Un «amor» de mujer que celebró por todo lo alto sus cien años

Fue maestra y le encantaba pintar cuadros y leer libros


marín / la voz

Dicen que los libros dan la felicidad. Y es muy probable que sea cierto. Porque Oportuna Soidán Moreira, una mujer de Marín que falleció hace unos días, era una empedernida lectora y también una persona feliz. Así la recordaban ayer quienes la querían, que la definían con una de las palabras más maravillosas que tiene el diccionario: «Oportuna era un amor, un gran amor de mujer», enfatizaba un familiar. Oportuna murió a los cien años y después de unos meses con algún que otro achaque. Llevaba un par de años viviendo en Vigo, con su hijo Pepe. Pero hasta entonces residía sola en Marín y se defendía perfectamente. Con buena salud y mejor ánimo, Oportuna leía un libro tras otro y, además, había encontrado otra grandísima pasión. Le encantaba pintar y lo hacía con buena mano, de la que dan cuenta los cuadros de paisajes con los que ahora la recuerda su familia.

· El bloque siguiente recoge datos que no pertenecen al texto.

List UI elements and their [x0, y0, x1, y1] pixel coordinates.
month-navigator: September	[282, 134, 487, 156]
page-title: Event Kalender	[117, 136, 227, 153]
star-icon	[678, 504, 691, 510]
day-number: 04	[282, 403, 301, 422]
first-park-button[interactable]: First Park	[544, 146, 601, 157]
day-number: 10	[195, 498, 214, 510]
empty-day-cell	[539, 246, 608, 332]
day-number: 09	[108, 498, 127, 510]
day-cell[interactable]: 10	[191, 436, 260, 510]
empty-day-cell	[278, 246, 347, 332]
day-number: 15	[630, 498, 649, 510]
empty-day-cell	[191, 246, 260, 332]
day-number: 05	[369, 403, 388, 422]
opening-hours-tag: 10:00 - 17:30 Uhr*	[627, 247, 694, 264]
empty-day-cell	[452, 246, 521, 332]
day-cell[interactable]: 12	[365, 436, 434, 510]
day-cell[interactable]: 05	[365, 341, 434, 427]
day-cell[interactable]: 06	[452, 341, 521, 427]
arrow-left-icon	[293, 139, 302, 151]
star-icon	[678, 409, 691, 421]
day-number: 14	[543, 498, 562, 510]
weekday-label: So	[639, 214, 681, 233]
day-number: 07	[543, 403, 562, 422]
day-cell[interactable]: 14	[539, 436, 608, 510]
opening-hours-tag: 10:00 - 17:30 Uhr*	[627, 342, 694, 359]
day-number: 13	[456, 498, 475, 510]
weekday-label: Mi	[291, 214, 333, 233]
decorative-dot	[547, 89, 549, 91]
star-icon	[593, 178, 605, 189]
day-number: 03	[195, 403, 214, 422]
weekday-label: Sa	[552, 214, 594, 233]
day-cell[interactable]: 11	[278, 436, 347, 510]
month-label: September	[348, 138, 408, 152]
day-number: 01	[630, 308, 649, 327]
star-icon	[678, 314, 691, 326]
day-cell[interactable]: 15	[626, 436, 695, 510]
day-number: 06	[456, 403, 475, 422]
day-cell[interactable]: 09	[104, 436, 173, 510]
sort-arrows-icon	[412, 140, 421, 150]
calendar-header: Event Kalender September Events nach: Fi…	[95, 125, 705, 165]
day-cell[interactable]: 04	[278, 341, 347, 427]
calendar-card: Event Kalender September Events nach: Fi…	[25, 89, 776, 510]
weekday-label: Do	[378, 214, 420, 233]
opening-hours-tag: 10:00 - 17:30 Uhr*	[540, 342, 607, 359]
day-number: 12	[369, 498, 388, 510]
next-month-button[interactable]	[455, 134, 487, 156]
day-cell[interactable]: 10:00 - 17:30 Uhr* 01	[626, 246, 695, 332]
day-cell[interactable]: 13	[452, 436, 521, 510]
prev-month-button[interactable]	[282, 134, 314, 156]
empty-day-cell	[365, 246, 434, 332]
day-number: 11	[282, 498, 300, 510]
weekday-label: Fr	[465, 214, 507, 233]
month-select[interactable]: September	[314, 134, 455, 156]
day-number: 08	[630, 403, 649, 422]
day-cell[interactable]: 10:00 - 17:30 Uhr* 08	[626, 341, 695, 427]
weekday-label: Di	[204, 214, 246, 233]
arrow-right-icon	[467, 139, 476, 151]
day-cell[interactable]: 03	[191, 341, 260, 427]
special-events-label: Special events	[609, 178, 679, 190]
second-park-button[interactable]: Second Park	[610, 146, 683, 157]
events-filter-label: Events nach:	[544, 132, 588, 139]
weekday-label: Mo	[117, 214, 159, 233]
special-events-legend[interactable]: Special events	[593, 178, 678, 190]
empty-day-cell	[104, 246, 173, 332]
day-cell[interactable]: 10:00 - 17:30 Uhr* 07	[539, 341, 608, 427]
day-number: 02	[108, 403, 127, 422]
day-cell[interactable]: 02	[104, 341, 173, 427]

Antes de que la jubilación le permitiese disfrutar de sus aficiones, Oportuna tuvo una larga carrera laboral. Era maestra. Primero dio clase en dos academias de Marín y posteriormente se sacó las oposiciones y se marchó a Huesca a ejercer como docente. Estuvo casada con José Filloy, del que enviudó. Y tuvo dos hijos, Pepe y María Inés. Contaba también con tres nietos y otro trío de bisnietos. El año pasado, en agosto, la familia se reunió a su alrededor para celebrar su centenario. Fue un día maravilloso. Tanto, como lo era Oportuna.